Por Adilson Roberto Gonçalves
21 lições para o século 21 é um livro para nos deixar com angústias, não trazer respostas, apenas formular mais e mais perguntas. O autor lapidou seus pensamentos e nos apresenta um texto muito bem escrito, na mesma linha dos anteriores Sapiens e Homo Deus.
Livros de referência sobre os paradoxos dos dias correntes costumam tender para o binômio pergunta-resposta, buscando uma verdade única para questões complexas. O 21 lições para o século 21, do consagrado escritor e historiador Yuval Noah Harari, refuta essa fórmula e se apresenta como um robusto conjunto de indagações e reflexões. Ele não dá as respostas, e coloca o leitor para pensar em soluções, ainda que diversas e adversas.

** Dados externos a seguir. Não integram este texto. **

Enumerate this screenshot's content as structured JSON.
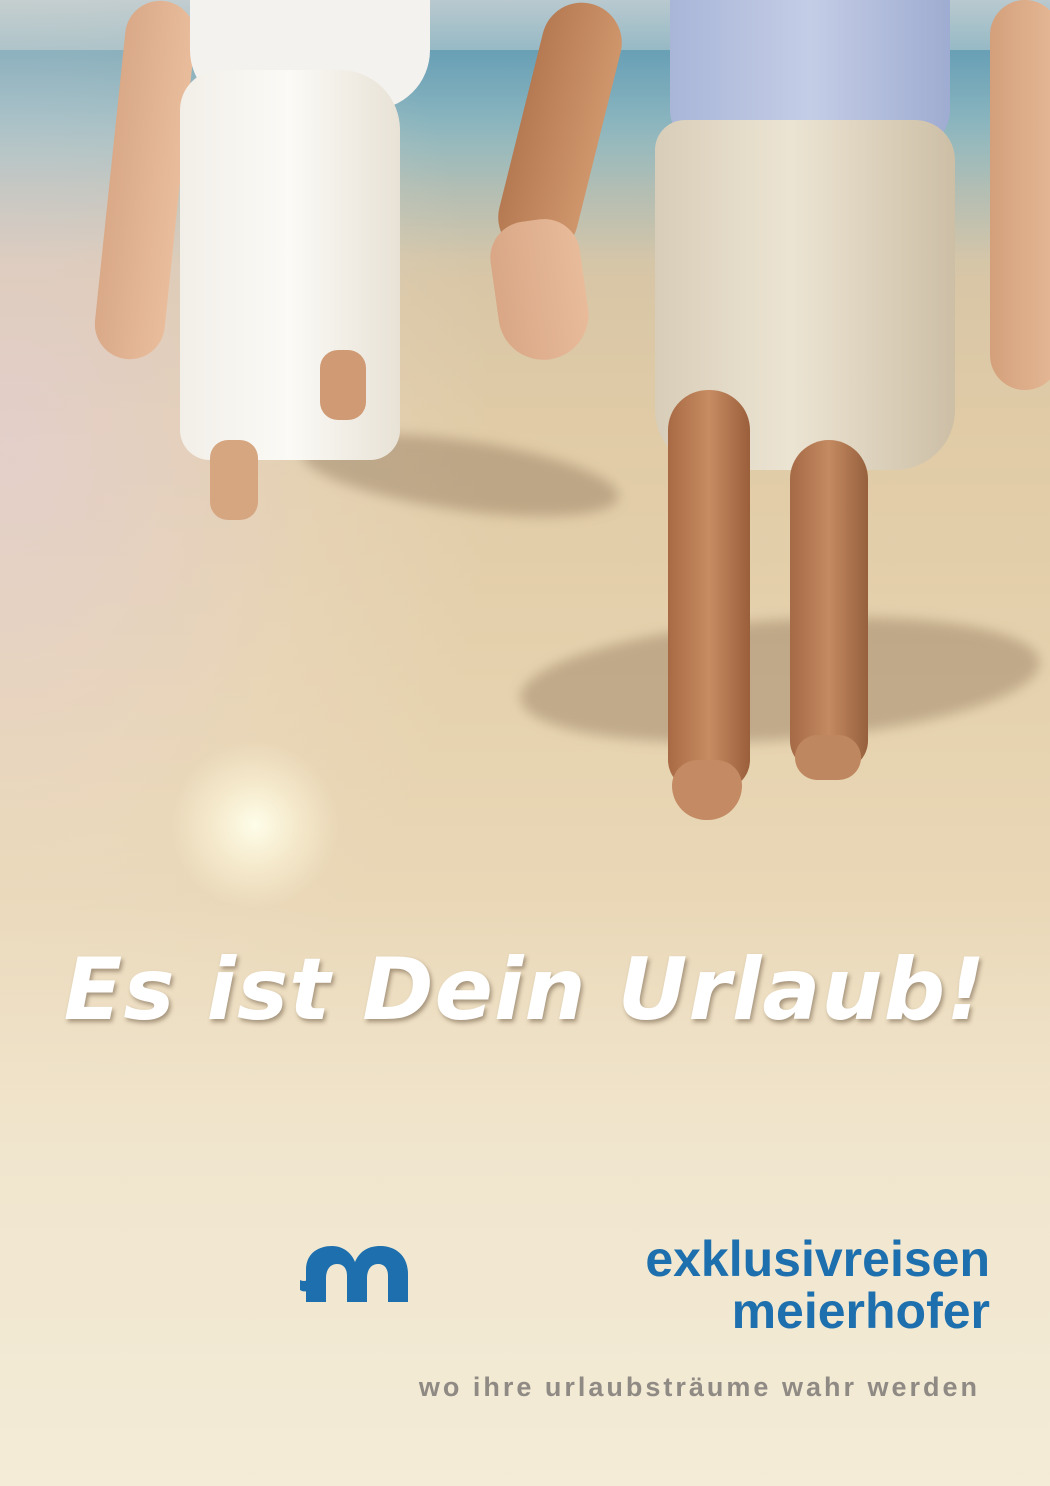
{
  "headline": "Es ist Dein Urlaub!",
  "brand": {
    "name_line1": "exklusivreisen",
    "name_line2": "meierhofer",
    "tagline": "wo ihre urlaubsträume wahr werden",
    "color": "#1d6fad",
    "logo_icon": "m-wave-logo-icon"
  },
  "photo": {
    "icon": "beach-photo"
  }
}
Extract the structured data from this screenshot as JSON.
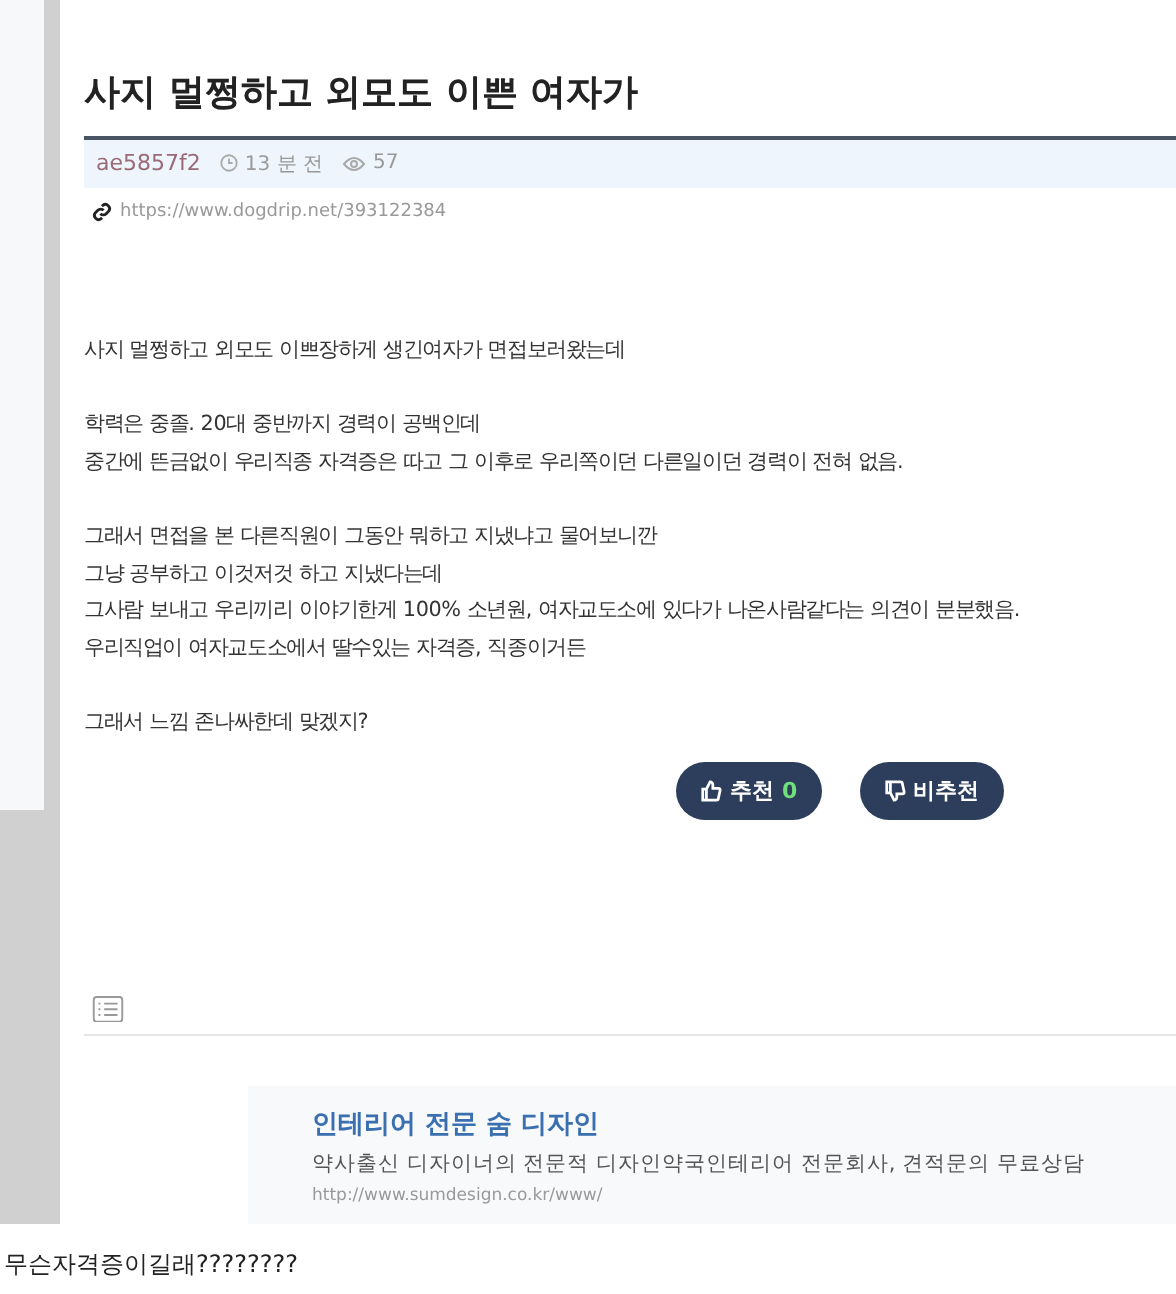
{
  "post": {
    "title": "사지 멀쩡하고 외모도 이쁜 여자가",
    "meta": {
      "author": "ae5857f2",
      "time": "13 분 전",
      "views": "57"
    },
    "link": "https://www.dogdrip.net/393122384",
    "paragraphs": [
      [
        "사지 멀쩡하고 외모도 이쁘장하게 생긴여자가 면접보러왔는데"
      ],
      [
        "학력은 중졸. 20대 중반까지 경력이 공백인데",
        "중간에 뜬금없이 우리직종 자격증은 따고 그 이후로 우리쪽이던 다른일이던 경력이 전혀 없음."
      ],
      [
        "그래서 면접을 본 다른직원이 그동안 뭐하고 지냈냐고 물어보니깐",
        "그냥 공부하고 이것저것 하고 지냈다는데",
        "그사람 보내고 우리끼리 이야기한게 100% 소년원, 여자교도소에 있다가 나온사람같다는 의견이 분분했음.",
        "우리직업이 여자교도소에서 딸수있는 자격증, 직종이거든"
      ],
      [
        "그래서 느낌 존나싸한데 맞겠지?"
      ]
    ],
    "votes": [
      {
        "kind": "up",
        "label": "추천",
        "count": "0"
      },
      {
        "kind": "down",
        "label": "비추천"
      }
    ]
  },
  "ad": {
    "title": "인테리어 전문 숨 디자인",
    "description": "약사출신 디자이너의 전문적 디자인약국인테리어 전문회사, 견적문의 무료상담",
    "url": "http://www.sumdesign.co.kr/www/"
  },
  "comment": "무슨자격증이길래????????"
}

O autor alerta que o texto passou por um filtro preliminar, constituído por perguntas formuladas em discussões anteriores com leitores, referenciadas ao final do livro. A obra usa frequentemente o contraponto entre indivíduo e sociedade, que se mesclam e se confundem. É baseada em quatro fundamentos: ciência, deus, política e religião, evidenciando, desde o início, sua interessante distinção entre deus e religião.
Harari caminha por segmentos, procurando estabelecer uma linha de raciocínio, o que não impede uma leitura não linear do livro. Inicia com o desafio tecnológico, elencando, como fruto de seus livros anteriores, o grande marco tecnológico da fusão da biotecnologia com a tecnologia da informação (TI). Esse amálgama nos põe diante de mudanças nunca vistas por nossa espécie, uma revolução feita por engenheiros. Harari se pergunta o que faremos com toda a tecnologia, pois sabemos inventar ferramentas, temos sido bons nisso, mas sempre tivemos problemas em definir a melhor forma de usá-las.

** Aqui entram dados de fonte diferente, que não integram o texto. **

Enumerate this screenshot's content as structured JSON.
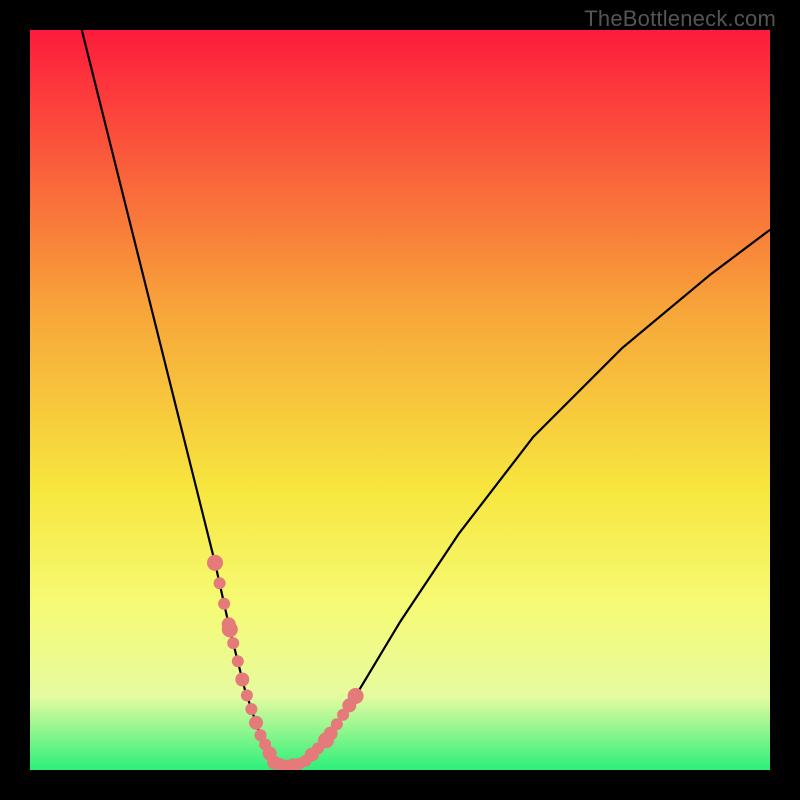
{
  "watermark": "TheBottleneck.com",
  "colors": {
    "black": "#000000",
    "curve": "#000000",
    "marker": "#e47a7a",
    "grad_top": "#fd1b3c",
    "grad_mid1": "#f7a63a",
    "grad_mid2": "#f7e63e",
    "grad_mid3": "#f6fb76",
    "grad_mid4": "#e6fba0",
    "grad_bot": "#2cf07a"
  },
  "chart_data": {
    "type": "line",
    "title": "",
    "xlabel": "",
    "ylabel": "",
    "xlim": [
      0,
      100
    ],
    "ylim": [
      0,
      100
    ],
    "min_x": 33,
    "series": [
      {
        "name": "bottleneck-curve",
        "x": [
          7,
          10,
          13,
          16,
          19,
          22,
          25,
          27,
          29,
          31,
          33,
          35,
          37,
          40,
          44,
          50,
          58,
          68,
          80,
          92,
          100
        ],
        "values": [
          100,
          88,
          76,
          64,
          52,
          40,
          28,
          19,
          11,
          5,
          1,
          0.5,
          1,
          4,
          10,
          20,
          32,
          45,
          57,
          67,
          73
        ]
      }
    ],
    "markers": {
      "comment": "salmon dotted segments overlaid on lower part of curve",
      "left_branch": {
        "x_start": 25,
        "x_end": 33,
        "y_start": 28,
        "y_end": 1
      },
      "right_branch": {
        "x_start": 33,
        "x_end": 44,
        "y_start": 1,
        "y_end": 10
      },
      "style": "dotted",
      "radius": 6
    },
    "background": {
      "type": "vertical-gradient",
      "stops": [
        {
          "pos": 0.0,
          "color": "#fd1b3c"
        },
        {
          "pos": 0.38,
          "color": "#f7a63a"
        },
        {
          "pos": 0.62,
          "color": "#f7e63e"
        },
        {
          "pos": 0.78,
          "color": "#f6fb76"
        },
        {
          "pos": 0.9,
          "color": "#e6fba0"
        },
        {
          "pos": 1.0,
          "color": "#2cf07a"
        }
      ]
    }
  }
}
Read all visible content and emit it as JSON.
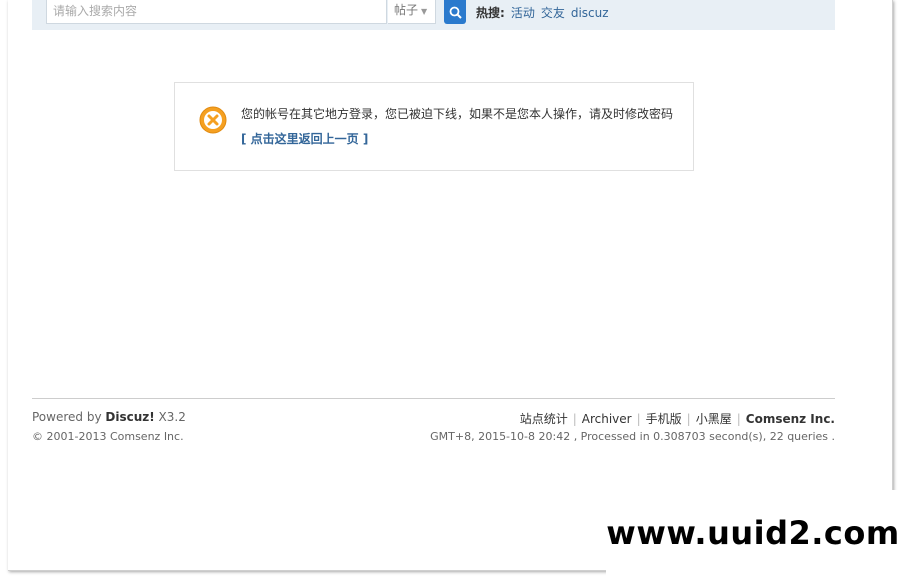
{
  "search": {
    "placeholder": "请输入搜索内容",
    "type_label": "帖子",
    "hot_label": "热搜:",
    "hot_words": [
      "活动",
      "交友",
      "discuz"
    ]
  },
  "alert": {
    "message": "您的帐号在其它地方登录，您已被迫下线，如果不是您本人操作，请及时修改密码",
    "back_link": "[ 点击这里返回上一页 ]"
  },
  "footer": {
    "powered_prefix": "Powered by ",
    "powered_brand": "Discuz!",
    "powered_version": " X3.2",
    "copyright": "© 2001-2013 Comsenz Inc.",
    "links": [
      "站点统计",
      "Archiver",
      "手机版",
      "小黑屋",
      "Comsenz Inc."
    ],
    "server_info": "GMT+8, 2015-10-8 20:42 , Processed in 0.308703 second(s), 22 queries ."
  },
  "watermark": "www.uuid2.com",
  "colors": {
    "accent": "#2b7acd",
    "link": "#336699",
    "alert_icon": "#f5a021"
  }
}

A revolução TI-biotecnológica criou também uma desilusão na narrativa liberal – termo usado pelo autor no lugar de narrativa capitalista. Essa narrativa estava sendo útil e aceita até aqui, lembrando que, quanto mais simples a narrativa, mais crível é. No entanto, desilusões aconteceram, cujas marcas principais são o Brexit, a eleição de Donald Trump, a volta do protecionismo e a ascensão de governos tiranos. Ficar sem narrativa é aterrador e Harari usa boa parte de seu texto para discorrer sobre essa questão.
O livro possui grande capacidade de convencimento ao fazer afirmações quase irrefutáveis, como “sabemos muito pouco sobre nossa mente e, em vez de investir na sua exploração, nos concentramos em aumentar a velocidade de nossas conexões à internet e a eficiência de nossos algoritmos de Big Data” (p. 101). Quanto mais informação processarmos, melhor funcionará o sistema. Harari levanta ao longo do livro o questionamento de que a inteligência geraria consciência.
Na sequência, a obra aborda as relações de trabalho, ou melhor, de desemprego, e das decisões subjetivas que poderão ser feitas por inteligência artificial (IA), incluindo decisões políticas e de liberdade.
A obra possui uma natureza distópica, ao afirmar que os donos dos dados serão os donos do futuro, e que o desenvolvimento biológico poderá levar a uma pequena classe de super-humanos e a um enorme contingente de sub-humanos inúteis. Desta forma, segundo Harari, a prosperidade global seria substituída pela especiação. E completa (p. 106): “no século XXI, uma civilização pós-industrial baseada em IA, bioengenharia e nanotecnologia poderia ser muito mais autocontida e autossustentada”.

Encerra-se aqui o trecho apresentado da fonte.